When considering whether or not to apply for a patent, a key
part of the rationale will be deciding whether the value of your
invention can be better protected by confidentiality. The issue
here is how easily your invention can be reverse engineered.
If it easy to reverse engineer, then you cannot protect your
invention effectively with confidentiality. This points
towards patent protection instead. You do need to bear in
mind that your patent application will normally be published even
if it is not granted, potentially destroying your competitive
advantage. A good patent attorney can help you through this
process and advise on patentability.
Legislation and Jurisdiction
The current legislation relating to patents consists primarily
of the Patents Acts 1949 and 1977, the principal Act being the
Patents Act 1977, itself amended and supplemented by the Copyright,
Designs and Patents Act 1988 and the Patents Act 2004. The
principal effect of the Patents Act 1977 has been to draw UK patent
law closer to its major European trading partners, in accordance
with the provisions of the European Patent Convention (EPC). The
patents legislation has effect throughout the United Kingdom and
the Isle of Man, subject to modifications in its application to
Scotland (so far as old patents are concerned), Northern Ireland
and the Isle of Man.
UK patents are granted either by the UK Intellectual Property
Office as a result of a patent application filed appropriately or
by the European Patent Office as a result of a patent application
filed under the European Patent Convention. The UK Intellectual
Property Office also acts as a receiving office for applications
under the EPC and the Patent Cooperation Treaty (PCT). Details of
UK Intellectual Property Office procedure are in large part laid
down by the Patents Rules 1990. In addition, certain agreements
relating to patents are covered by the Restrictive Trade Practices
Act 1976 and certain provisions of the EEC Treaty. Since the
Patents Act 2004 came into force, the UK Intellectual Property
Office has been given the added authority to provide non-binding
opinions on the validity or infringement of patents, enabling it to
settle disputes without parties having to resort to expensive
litigation. See OUT-LAW's guide to Opinions
of the UK Intellectual Property Office.
A UK patent only gives the owner rights within the UK. For a
protection overseas, it is necessary to apply to patent offices in
individual countries or through the international patent system,
known as the Patent Cooperation Treaty. Or, you can get patent
protection in most European countries by filing an application
under the European Patent Convention.
Registration Process
A patented invention is recorded in a patent document. A patent
document must have:
1. Description of the invention, possibly with drawings,
with enough detail for a person skilled in the area of technology
to perform the invention.
2. Claims to define the scope of the protection. The
description is taken into account when interpreting the claims.

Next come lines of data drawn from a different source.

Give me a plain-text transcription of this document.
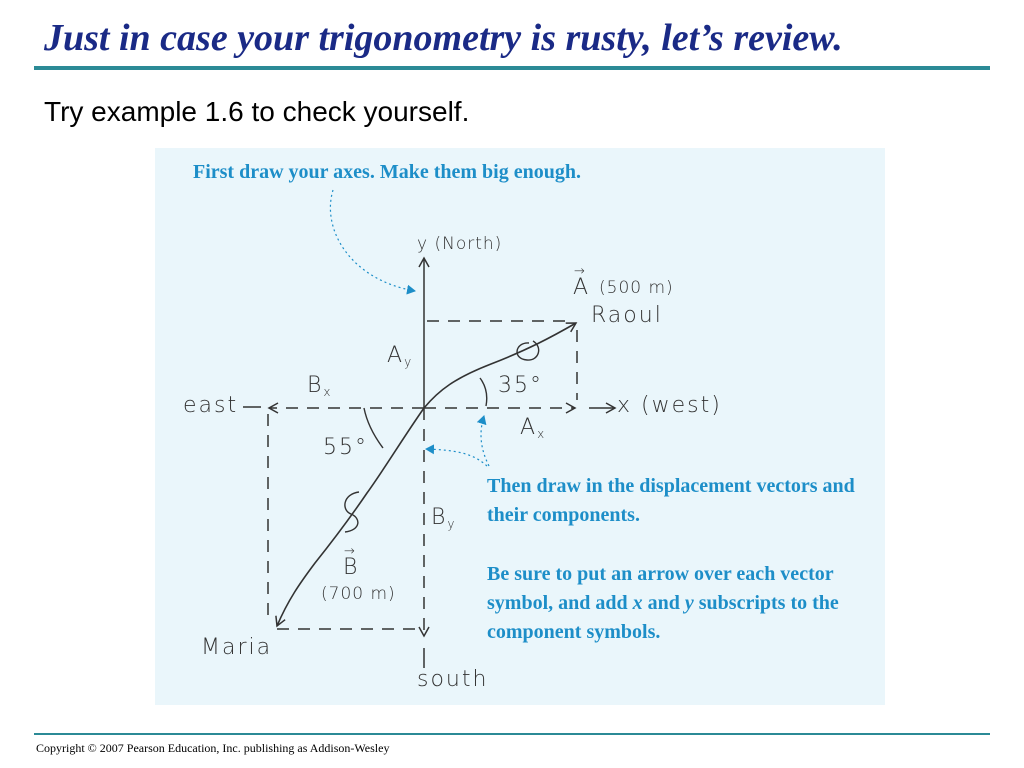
Just in case your trigonometry is rusty, let’s review.
Try example 1.6 to check yourself.
First draw your axes. Make them big enough.
Then draw in the displacement vectors and their components.
Be sure to put an arrow over each vector symbol, and add x and y subscripts to the component symbols.
y (North)
south
east	x (west)
→ A (500 m)
Raoul
$A_y$
$B_x$
$A_x$
$B_y$
35°
55°
→ B
(700 m)
Maria
Copyright © 2007 Pearson Education, Inc. publishing as Addison-Wesley
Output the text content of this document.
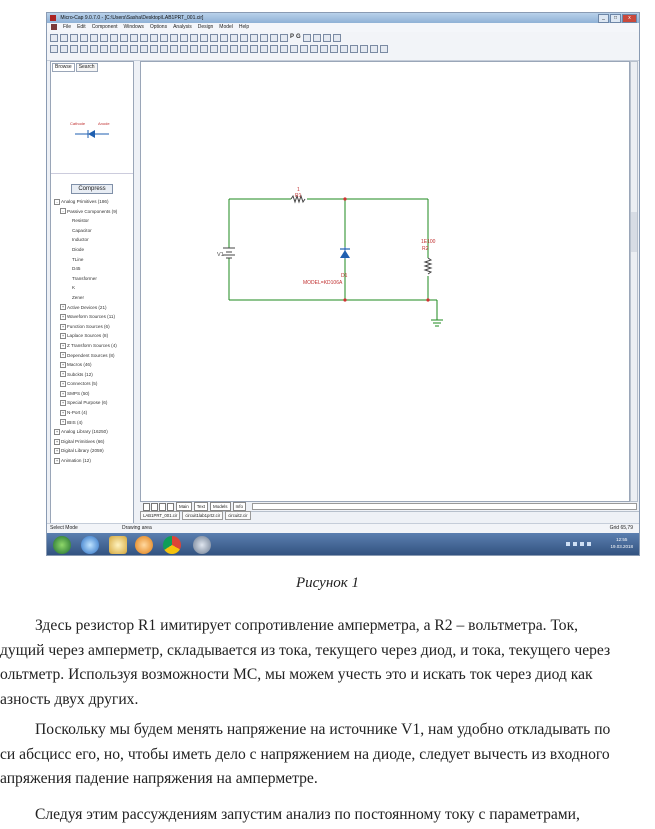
Micro-Cap 9.0.7.0 - [C:\Users\Sasha\Desktop\LAB1PRT_001.cir]	_	□	x
File Edit Component Windows Options Analysis Design Model Help
P G
Browse	Search
Cathode	Anode
Compress
- Analog Primitives (186)
- Passive Components (9)
Resistor
Capacitor
Inductor
Diode
TLine
D45
Transformer
K
Zener
+ Active Devices (21)
+ Waveform Sources (11)
+ Function Sources (6)
+ Laplace Sources (8)
+ Z Transform Sources (4)
+ Dependent Sources (8)
+ Macros (46)
+ Subckts (12)
+ Connectors (5)
+ SMPS (50)
+ Special Purpose (6)
+ N-Port (4)
+ IBIS (4)
+ Analog Library (16250)
+ Digital Primitives (66)
+ Digital Library (2059)
+ Animation (12)
1
R1
V1
D1
MODEL=KD106A
1E100
R2
Main	Text	Models	Info
LAB1PRT_001.cir	circuit1lab1prt2.cir	circuit2.cir
Select Mode	Drawing area	Grid 65,79
12:55
19.03.2018
Рисунок 1
Здесь резистор R1 имитирует сопротивление амперметра, а R2 – вольтметра. Ток,
дущий через амперметр, складывается из тока, текущего через диод, и тока, текущего через
ольтметр. Используя возможности МС, мы можем учесть это и искать ток через диод как
азность двух других.
Поскольку мы будем менять напряжение на источнике V1, нам удобно откладывать по
си абсцисс его, но, чтобы иметь дело с напряжением на диоде, следует вычесть из входного
апряжения падение напряжения на амперметре.
Следуя этим рассуждениям запустим анализ по постоянному току с параметрами,
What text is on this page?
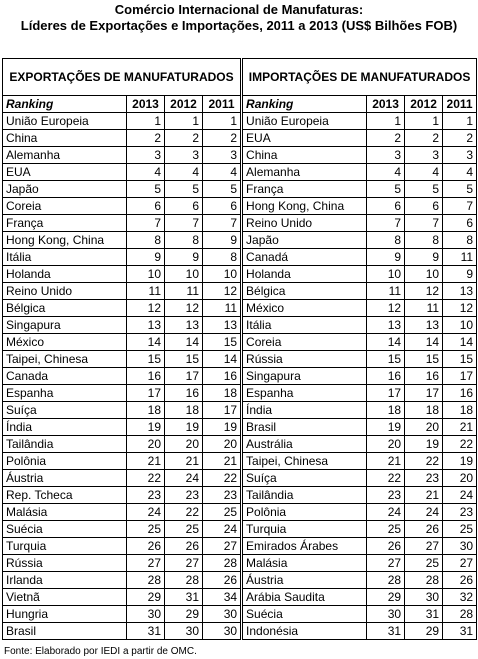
Comércio Internacional de Manufaturas:
Líderes de Exportações e Importações, 2011 a 2013 (US$ Bilhões FOB)
EXPORTAÇÕES DE MANUFATURADOS					IMPORTAÇÕES DE MANUFATURADOS			
Ranking	2013	2012	2011		Ranking	2013	2012	2011
União Europeia	1	1	1		União Europeia	1	1	1
China	2	2	2		EUA	2	2	2
Alemanha	3	3	3		China	3	3	3
EUA	4	4	4		Alemanha	4	4	4
Japão	5	5	5		França	5	5	5
Coreia	6	6	6		Hong Kong, China	6	6	7
França	7	7	7		Reino Unido	7	7	6
Hong Kong, China	8	8	9		Japão	8	8	8
Itália	9	9	8		Canadá	9	9	11
Holanda	10	10	10		Holanda	10	10	9
Reino Unido	11	11	12		Bélgica	11	12	13
Bélgica	12	12	11		México	12	11	12
Singapura	13	13	13		Itália	13	13	10
México	14	14	15		Coreia	14	14	14
Taipei, Chinesa	15	15	14		Rússia	15	15	15
Canada	16	17	16		Singapura	16	16	17
Espanha	17	16	18		Espanha	17	17	16
Suíça	18	18	17		Índia	18	18	18
Índia	19	19	19		Brasil	19	20	21
Tailândia	20	20	20		Austrália	20	19	22
Polônia	21	21	21		Taipei, Chinesa	21	22	19
Áustria	22	24	22		Suíça	22	23	20
Rep. Tcheca	23	23	23		Tailândia	23	21	24
Malásia	24	22	25		Polônia	24	24	23
Suécia	25	25	24		Turquia	25	26	25
Turquia	26	26	27		Emirados Árabes	26	27	30
Rússia	27	27	28		Malásia	27	25	27
Irlanda	28	28	26		Áustria	28	28	26
Vietnã	29	31	34		Arábia Saudita	29	30	32
Hungria	30	29	30		Suécia	30	31	28
Brasil	31	30	30		Indonésia	31	29	31
Fonte: Elaborado por IEDI a partir de OMC.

The basis of a UK patent application is a legal document called
a specification. Its contents determine whether a patent can be
granted. To file an application for a patent you should prepare a
patent specification, including drawings if these are useful in
describing the invention. The specification should contain a full
description of your invention. It is absolutely vital that you put
all the necessary information about your invention in the
description. You cannot make any changes to your specification once
you have filed your application. It may include claims and abstract
or these may be supplied later. If they are supplied later they
must not add information to what was originally supplied.
You must also complete a Patents Form 1/77 "Request for Grant of
a Patent". You should then take or send these documents to the UK
Intellectual Property Office.
Once a patent is granted, the owner needs to make sure they pay
the yearly renewal fees to keep the patent in force. If renewal
payments are not made, the patent rights will end. If the owner of
a patent discovers that someone is infringing their rights, it is
up to the patent owner to take appropriate action.